Improving Visual Recognition with Hyperbolical Visual Hierarchy Mapping
Hyeongjun Kwon, Jinhyun Jang, Jin Kim, Kwonyoung Kim, Kwanghoon Sohn
TL;DR
Hi-Mapper tackles the lack of structured visual hierarchy in pre-trained DNNs by constructing a probabilistic hierarchy tree where leaf nodes are Gaussians and higher levels are mixtures of Gaussians, regularized by KL to prevent collapse. The hierarchy is learned in hyperbolic space via a Lorentz-model embedding and a novel hierarchical contrastive loss defined on Lorentz distances, while a hierarchy decomposition decomposes features from a pre-trained encoder and a hierarchy encoding module updates the global representation. The approach is plug-and-play, improving image classification, object detection, and semantic segmentation across diverse backbones (ResNet, EfficientNet, DeiT, Swin) on standard benchmarks, with only modest parameter overhead.

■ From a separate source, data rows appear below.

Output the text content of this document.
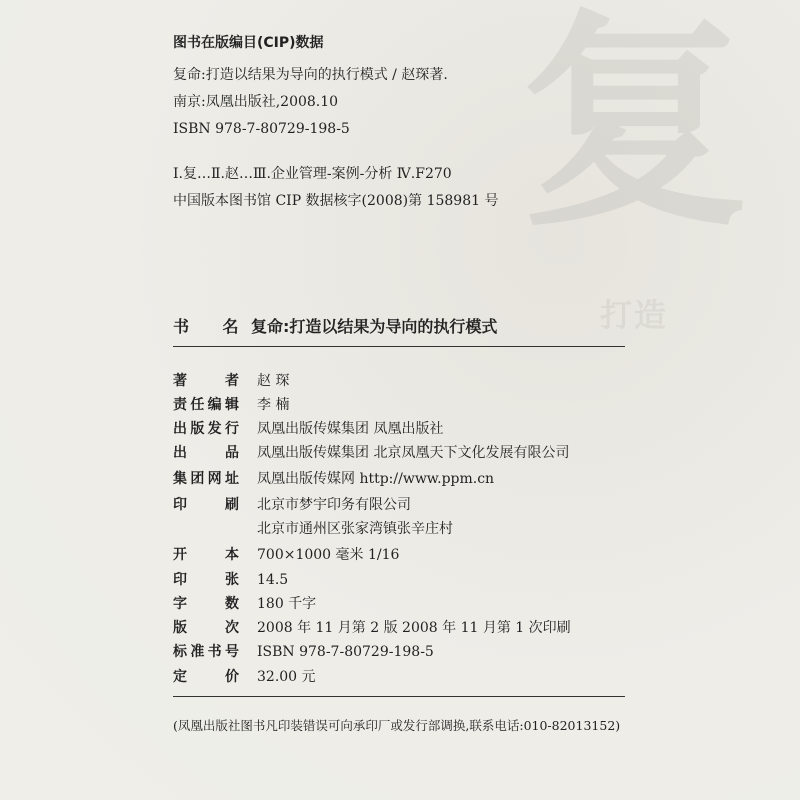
复
打造
图书在版编目(CIP)数据
复命:打造以结果为导向的执行模式 / 赵琛著.
南京:凤凰出版社,2008.10
ISBN 978-7-80729-198-5
Ⅰ.复…Ⅱ.赵…Ⅲ.企业管理-案例-分析 Ⅳ.F270
中国版本图书馆 CIP 数据核字(2008)第 158981 号
书 名 复命:打造以结果为导向的执行模式
著	者 赵 琛
责 任 编 辑 李 楠
出 版 发 行 凤凰出版传媒集团 凤凰出版社
出	品 凤凰出版传媒集团 北京凤凰天下文化发展有限公司
集 团 网 址 凤凰出版传媒网 http://www.ppm.cn
印	刷 北京市梦宇印务有限公司
北京市通州区张家湾镇张辛庄村
开	本 700×1000 毫米 1/16
印	张 14.5
字	数 180 千字
版	次 2008 年 11 月第 2 版 2008 年 11 月第 1 次印刷
标 准 书 号 ISBN 978-7-80729-198-5
定	价 32.00 元
(凤凰出版社图书凡印装错误可向承印厂或发行部调换,联系电话:010-82013152)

This demonstrates that incorporating probabilistic, hyperbolic hierarchies yields better structured scene representations and boosts performance across both vision-language-aligned and dense prediction tasks.
Abstract
Visual scenes are naturally organized in a hierarchy, where a coarse semantic is recursively comprised of several fine details. Exploring such a visual hierarchy is crucial to recognize the complex relations of visual elements, leading to a comprehensive scene understanding. In this paper, we propose a Visual Hierarchy Mapper (Hi-Mapper), a novel approach for enhancing the structured understanding of the pre-trained Deep Neural Networks (DNNs). Hi-Mapper investigates the hierarchical organization of the visual scene by 1) pre-defining a hierarchy tree through the encapsulation of probability densities; and 2) learning the hierarchical relations in hyperbolic space with a novel hierarchical contrastive loss. The pre-defined hierarchy tree recursively interacts with the visual features of the pre-trained DNNs through hierarchy decomposition and encoding procedures, thereby effectively identifying the visual hierarchy and enhancing the recognition of an entire scene. Extensive experiments demonstrate that Hi-Mapper significantly enhances the representation capability of DNNs, leading to an improved performance on various tasks, including image classification and dense prediction tasks.